Read in Japanese (日本語).
By Chris Cote
“I always try to let the other man have my way.” -Senator Claiborne Pell (RI).
Senator Pell accomplished a great deal in a long life of service to his country. After attending Princeton, Pell departed for World War II and then joined the Foreign Service. He was elected to the Senate in 1960. He was largely responsible for the Pell Grant (first called the Basic Educational Opportunity Grant), which has helped thousands of low-income Americans attend college, and wrote the laws that created the National Endowment for the Arts and the National Endowment for the Humanities. He spoke out strongly against the Vietnam War. In 1987 he became Chair of the Senate Foreign Relations Committee, which he led until the Senate switched parties in 1995. He had developed Parkinson’s disease and retired from the Senate in 1997, after nearly four decades in office. (To read a charming account of the senator’s life, see his obituary in the New York Times.)
Pell’s deep devotion to service was not confined to the US: his vision, as a statesmen and as an individual, transcended borders. Senator Pell sat on the Steering Committee of the Global Forum conferences in Moscow and in Rio while chairman of the Senate Foreign Relations Committee. Akio has consistently mentioned him as one of the few US politicians he has known who thought beyond stale, politically dogmatic issues and focused on transcending traditional barriers in the name of greater national and international security.
Senator Pell and Akio met extensively at the end of the last decade, discussing and outlining the issues for the next century. In 1999, Pell invited Akio and his wife Maki to stay at his home in Newport, Rhode Island. Pell sat Akio down and asked him what the biggest issue America’s political leaders must be concerned with in the 21st century. Akio unequivocally replied that the task for US leaders was to reorient Americans’ perception of Islam’s many people and many cultures—that there would be no use in becoming tangled in issues of religious dogma, but that commonalities of culture could and must be found. September 2001 made it painstakingly clear: America’s great challenge in the 21st century is to tell the story of Islam’s followers in a positive light. The “Arab spring” is a welcome first step in which we played no part, and should remain playing no part.
Senator Pell’s question and Akio’s response capture this blog’s motto: “Finding the Missing Link for Our Common Future.” What is the essence of the shared human experience? Countries, cultures, and institutions erect barriers to consolidate power and separate those inside from those outside. These walls, although they instigate violence, are falsely constructed and thus paper thin, able to be broken by those willing to think in a larger, more positive sense.

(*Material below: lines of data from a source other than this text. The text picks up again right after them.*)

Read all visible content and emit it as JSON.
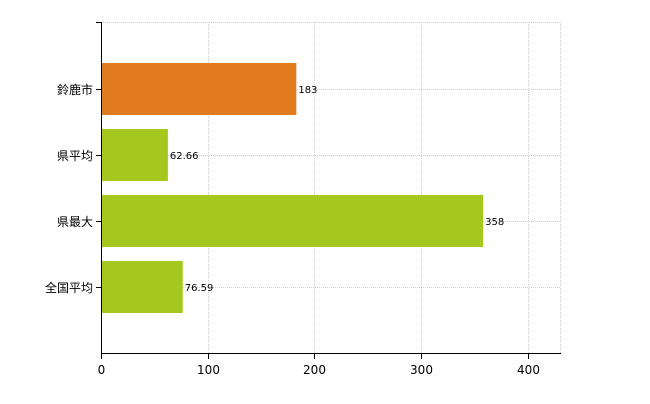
{
  "chart_data": {
    "type": "bar",
    "orientation": "horizontal",
    "categories": [
      "鈴鹿市",
      "県平均",
      "県最大",
      "全国平均"
    ],
    "values": [
      183,
      62.66,
      358,
      76.59
    ],
    "value_labels": [
      "183",
      "62.66",
      "358",
      "76.59"
    ],
    "bar_colors": [
      "#e07b20",
      "#a5c81e",
      "#a5c81e",
      "#a5c81e"
    ],
    "xlim": [
      0,
      430
    ],
    "xticks": [
      0,
      100,
      200,
      300,
      400
    ],
    "xtick_labels": [
      "0",
      "100",
      "200",
      "300",
      "400"
    ],
    "grid": true,
    "grid_color": "#d0d0d0",
    "axis_color": "#000000",
    "title": "",
    "xlabel": "",
    "ylabel": ""
  }
}
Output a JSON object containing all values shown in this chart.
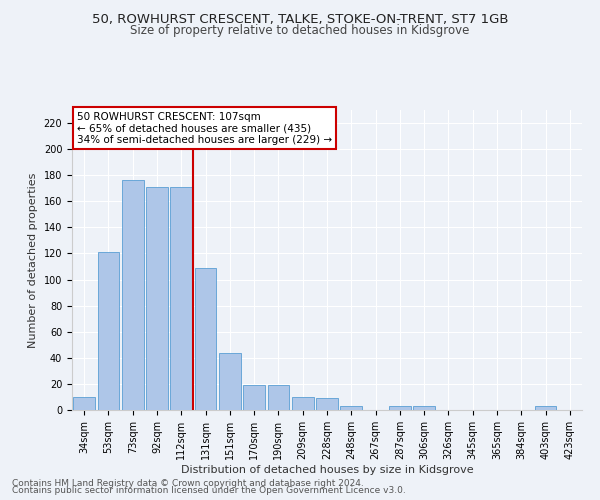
{
  "title1": "50, ROWHURST CRESCENT, TALKE, STOKE-ON-TRENT, ST7 1GB",
  "title2": "Size of property relative to detached houses in Kidsgrove",
  "xlabel": "Distribution of detached houses by size in Kidsgrove",
  "ylabel": "Number of detached properties",
  "bin_labels": [
    "34sqm",
    "53sqm",
    "73sqm",
    "92sqm",
    "112sqm",
    "131sqm",
    "151sqm",
    "170sqm",
    "190sqm",
    "209sqm",
    "228sqm",
    "248sqm",
    "267sqm",
    "287sqm",
    "306sqm",
    "326sqm",
    "345sqm",
    "365sqm",
    "384sqm",
    "403sqm",
    "423sqm"
  ],
  "bar_values": [
    10,
    121,
    176,
    171,
    171,
    109,
    44,
    19,
    19,
    10,
    9,
    3,
    0,
    3,
    3,
    0,
    0,
    0,
    0,
    3,
    0
  ],
  "bar_color": "#aec6e8",
  "bar_edge_color": "#5a9fd4",
  "bar_width": 0.9,
  "vline_x": 4.5,
  "vline_color": "#cc0000",
  "annotation_line1": "50 ROWHURST CRESCENT: 107sqm",
  "annotation_line2": "← 65% of detached houses are smaller (435)",
  "annotation_line3": "34% of semi-detached houses are larger (229) →",
  "annotation_box_color": "#ffffff",
  "annotation_box_edge_color": "#cc0000",
  "ylim": [
    0,
    230
  ],
  "yticks": [
    0,
    20,
    40,
    60,
    80,
    100,
    120,
    140,
    160,
    180,
    200,
    220
  ],
  "footer1": "Contains HM Land Registry data © Crown copyright and database right 2024.",
  "footer2": "Contains public sector information licensed under the Open Government Licence v3.0.",
  "bg_color": "#eef2f8",
  "plot_bg_color": "#eef2f8",
  "grid_color": "#ffffff",
  "title1_fontsize": 9.5,
  "title2_fontsize": 8.5,
  "xlabel_fontsize": 8,
  "ylabel_fontsize": 8,
  "tick_fontsize": 7,
  "annotation_fontsize": 7.5,
  "footer_fontsize": 6.5
}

Giandomenico Picco, a former leading UN negotiator and friend of this blog, recently wrote of the need for weak leaders to create “the other” in an Oxford Research Group op-ed on negotiations in Afghanistan.

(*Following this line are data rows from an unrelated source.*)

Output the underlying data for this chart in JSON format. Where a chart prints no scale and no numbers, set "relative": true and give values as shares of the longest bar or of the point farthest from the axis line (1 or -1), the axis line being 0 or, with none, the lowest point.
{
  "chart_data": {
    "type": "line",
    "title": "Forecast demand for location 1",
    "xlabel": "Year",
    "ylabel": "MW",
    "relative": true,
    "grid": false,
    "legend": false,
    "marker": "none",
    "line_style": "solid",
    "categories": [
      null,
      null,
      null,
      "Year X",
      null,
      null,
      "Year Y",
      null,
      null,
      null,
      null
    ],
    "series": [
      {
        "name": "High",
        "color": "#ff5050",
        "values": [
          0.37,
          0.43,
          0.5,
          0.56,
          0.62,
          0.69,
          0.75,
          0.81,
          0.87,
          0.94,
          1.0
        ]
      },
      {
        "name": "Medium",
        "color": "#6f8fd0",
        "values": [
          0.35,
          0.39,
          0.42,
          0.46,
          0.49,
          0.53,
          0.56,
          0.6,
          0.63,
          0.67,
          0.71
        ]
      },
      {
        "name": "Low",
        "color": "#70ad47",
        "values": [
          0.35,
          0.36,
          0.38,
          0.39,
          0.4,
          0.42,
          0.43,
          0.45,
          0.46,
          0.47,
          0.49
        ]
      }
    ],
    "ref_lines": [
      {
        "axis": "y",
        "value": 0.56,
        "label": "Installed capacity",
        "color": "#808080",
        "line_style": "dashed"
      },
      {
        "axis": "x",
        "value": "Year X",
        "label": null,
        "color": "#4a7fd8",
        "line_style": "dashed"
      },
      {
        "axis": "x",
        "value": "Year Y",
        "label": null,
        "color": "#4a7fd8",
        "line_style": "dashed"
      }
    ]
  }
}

The concept of the “enemy” has been a primordial tool of government management. For a large part of human history, the “enemy” has helped to define the identity “of the other side.” This was exploited by “poor” leaders; extremist narratives need an “existential enemy”. A poor leader uses negative narratives rather than positive values. He looks for an “enemy” – so he can stay on top. He repeats the old adages: “we are better than others,” or “God is with us,” which implies the need for a existential dichotomy between “us and them;” this requires the demonization of the “other.” Our history is full of such cases – as it still is – though perhaps slightly less than before.

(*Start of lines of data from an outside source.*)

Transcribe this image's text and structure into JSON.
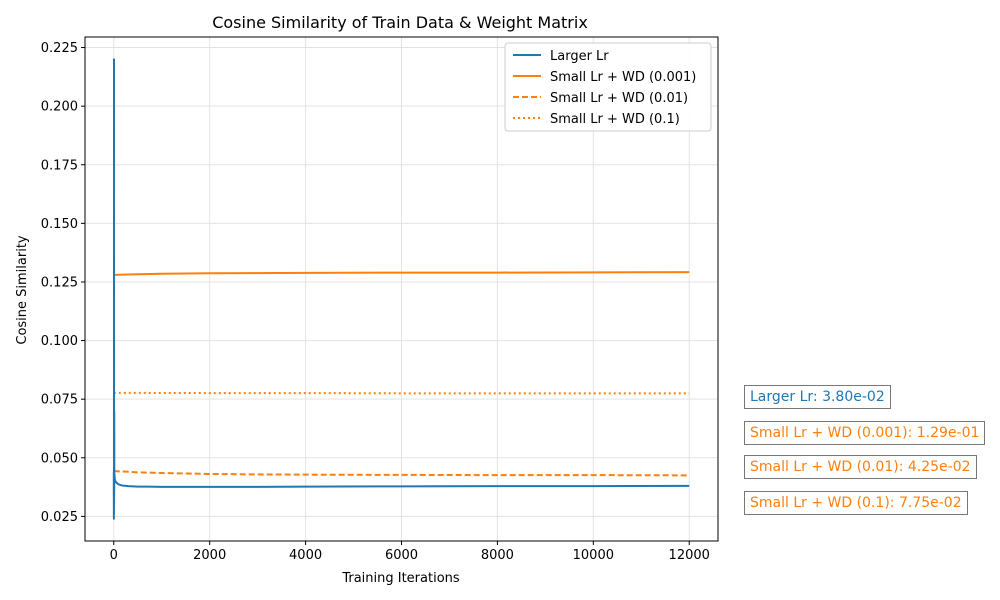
{
  "chart_data": {
    "type": "line",
    "title": "Cosine Similarity of Train Data & Weight Matrix",
    "xlabel": "Training Iterations",
    "ylabel": "Cosine Similarity",
    "xlim": [
      -600,
      12600
    ],
    "ylim": [
      0.0145,
      0.2295
    ],
    "xticks": [
      0,
      2000,
      4000,
      6000,
      8000,
      10000,
      12000
    ],
    "xtick_labels": [
      "0",
      "2000",
      "4000",
      "6000",
      "8000",
      "10000",
      "12000"
    ],
    "yticks": [
      0.025,
      0.05,
      0.075,
      0.1,
      0.125,
      0.15,
      0.175,
      0.2,
      0.225
    ],
    "ytick_labels": [
      "0.025",
      "0.050",
      "0.075",
      "0.100",
      "0.125",
      "0.150",
      "0.175",
      "0.200",
      "0.225"
    ],
    "grid": true,
    "legend_position": "top-right",
    "series": [
      {
        "name": "Larger Lr",
        "color": "#1f77b4",
        "dash": "solid",
        "x": [
          0,
          1,
          2,
          3,
          4,
          5,
          6,
          7,
          8,
          9,
          10,
          11,
          12,
          13,
          14,
          15,
          16,
          18,
          20,
          25,
          30,
          40,
          50,
          75,
          100,
          150,
          200,
          300,
          400,
          500,
          700,
          1000,
          1500,
          2000,
          3000,
          4000,
          6000,
          8000,
          10000,
          12000
        ],
        "y": [
          0.034,
          0.044,
          0.024,
          0.04,
          0.026,
          0.22,
          0.06,
          0.03,
          0.046,
          0.035,
          0.07,
          0.04,
          0.043,
          0.041,
          0.042,
          0.043,
          0.041,
          0.042,
          0.041,
          0.0405,
          0.0402,
          0.0398,
          0.0395,
          0.039,
          0.0387,
          0.0383,
          0.0381,
          0.0379,
          0.0378,
          0.0377,
          0.0377,
          0.0376,
          0.0376,
          0.0376,
          0.0376,
          0.0377,
          0.0378,
          0.0379,
          0.0379,
          0.038
        ]
      },
      {
        "name": "Small Lr + WD (0.001)",
        "color": "#ff7f0e",
        "dash": "solid",
        "x": [
          0,
          500,
          1000,
          2000,
          4000,
          6000,
          8000,
          10000,
          12000
        ],
        "y": [
          0.128,
          0.1283,
          0.1285,
          0.1287,
          0.1289,
          0.129,
          0.129,
          0.1291,
          0.1292
        ]
      },
      {
        "name": "Small Lr + WD (0.01)",
        "color": "#ff7f0e",
        "dash": "dashed",
        "x": [
          0,
          250,
          500,
          1000,
          2000,
          3000,
          4000,
          6000,
          8000,
          10000,
          12000
        ],
        "y": [
          0.0443,
          0.0441,
          0.0438,
          0.0435,
          0.0431,
          0.0429,
          0.0428,
          0.0427,
          0.0426,
          0.0426,
          0.0425
        ]
      },
      {
        "name": "Small Lr + WD (0.1)",
        "color": "#ff7f0e",
        "dash": "dotted",
        "x": [
          0,
          2000,
          4000,
          6000,
          8000,
          10000,
          12000
        ],
        "y": [
          0.0777,
          0.0776,
          0.0776,
          0.0775,
          0.0775,
          0.0775,
          0.0775
        ]
      }
    ],
    "annotations": [
      {
        "text": "Larger Lr: 3.80e-02",
        "color": "#1f77b4"
      },
      {
        "text": "Small Lr + WD (0.001): 1.29e-01",
        "color": "#ff7f0e"
      },
      {
        "text": "Small Lr + WD (0.01): 4.25e-02",
        "color": "#ff7f0e"
      },
      {
        "text": "Small Lr + WD (0.1): 7.75e-02",
        "color": "#ff7f0e"
      }
    ]
  }
}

Are there leaders who can lead without recourse to an “enemy” – real or imagined? Great leaders certainly do not copy the pages of the past. They write new chapters of human history, both morally and institutionally. They built national projects around positive values and they have the courage to look into the unknown. Statesmen are defined by institutional and cultural innovation while the furthering of negative images of the “other” is the trademark of lesser rulers.
Senator Claiborne Pell was surely a bold leader and took on the unknown with courage while remaining a fierce defender and servant of his country. How many current leaders would ask what the great challenge of the next 100 years is for the US? And how many of those would ask it of a non-American like Akio? Lack of vision in our current American leadership is driving us further from finding the missing link. Where will our generation of leaders take us?